Method: We introduce the first unified, multi-level framework quantifying and controlling degeneracy across behavioral, neural dynamical, and weight-space domains, grounded in large-scale experiments involving 3,400 RNNs trained on four canonical neuroscience tasks. Our approach integrates multi-scale behavioral similarity metrics, manifold alignment, weight-distance analysis, and systematic hyperparameter sweeps.
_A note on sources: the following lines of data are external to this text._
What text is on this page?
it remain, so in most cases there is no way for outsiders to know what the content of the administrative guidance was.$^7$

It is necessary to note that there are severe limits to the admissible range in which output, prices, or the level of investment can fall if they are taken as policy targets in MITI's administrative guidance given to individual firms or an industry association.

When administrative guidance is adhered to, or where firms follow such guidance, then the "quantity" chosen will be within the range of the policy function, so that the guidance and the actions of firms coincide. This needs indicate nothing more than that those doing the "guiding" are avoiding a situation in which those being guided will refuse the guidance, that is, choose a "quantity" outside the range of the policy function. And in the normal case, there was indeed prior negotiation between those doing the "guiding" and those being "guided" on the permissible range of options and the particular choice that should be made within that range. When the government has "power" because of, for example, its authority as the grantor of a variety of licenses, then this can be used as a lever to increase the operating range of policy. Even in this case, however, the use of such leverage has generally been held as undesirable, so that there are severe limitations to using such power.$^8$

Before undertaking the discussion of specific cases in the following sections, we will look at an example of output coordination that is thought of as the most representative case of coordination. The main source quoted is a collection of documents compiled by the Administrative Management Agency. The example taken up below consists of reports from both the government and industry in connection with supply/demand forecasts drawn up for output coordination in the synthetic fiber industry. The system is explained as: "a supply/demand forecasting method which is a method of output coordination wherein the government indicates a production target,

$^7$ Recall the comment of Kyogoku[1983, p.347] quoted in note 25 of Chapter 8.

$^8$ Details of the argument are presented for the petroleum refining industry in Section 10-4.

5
Contribution/Results: We identify and empirically validate the “inverse principle”: increased task complexity reduces dynamical degeneracy but exacerbates weight-space degeneracy; conversely, scaling network size or imposing structural regularization systematically suppresses degeneracy across all three levels. These findings provide an empirical foundation and principled design guidelines for developing interpretable, biologically plausible RNNs.
📝 Abstract
Task-trained recurrent neural networks (RNNs) are widely used in neuroscience and machine learning to model dynamical computations. To gain mechanistic insight into how neural systems solve tasks, prior work often reverse-engineers individual trained networks. However, different RNNs trained on the same task and achieving similar performance can exhibit strikingly different internal solutions-a phenomenon known as solution degeneracy. Here, we develop a unified framework to systematically quantify and control solution degeneracy across three levels: behavior, neural dynamics, and weight space. We apply this framework to 3,400 RNNs trained on four neuroscience-relevant tasks-flip-flop memory, sine wave generation, delayed discrimination, and path integration-while systematically varying task complexity, learning regime, network size, and regularization. We find that higher task complexity and stronger feature learning reduce degeneracy in neural dynamics but increase it in weight space, with mixed effects on behavior. In contrast, larger networks and structural regularization reduce degeneracy at all three levels. These findings empirically validate the Contravariance Principle and provide practical guidance for researchers aiming to tailor RNN solutions-whether to uncover shared neural mechanisms or to model individual variability observed in biological systems. This work provides a principled framework for quantifying and controlling solution degeneracy in task-trained RNNs, offering new tools for building more interpretable and biologically grounded models of neural computation.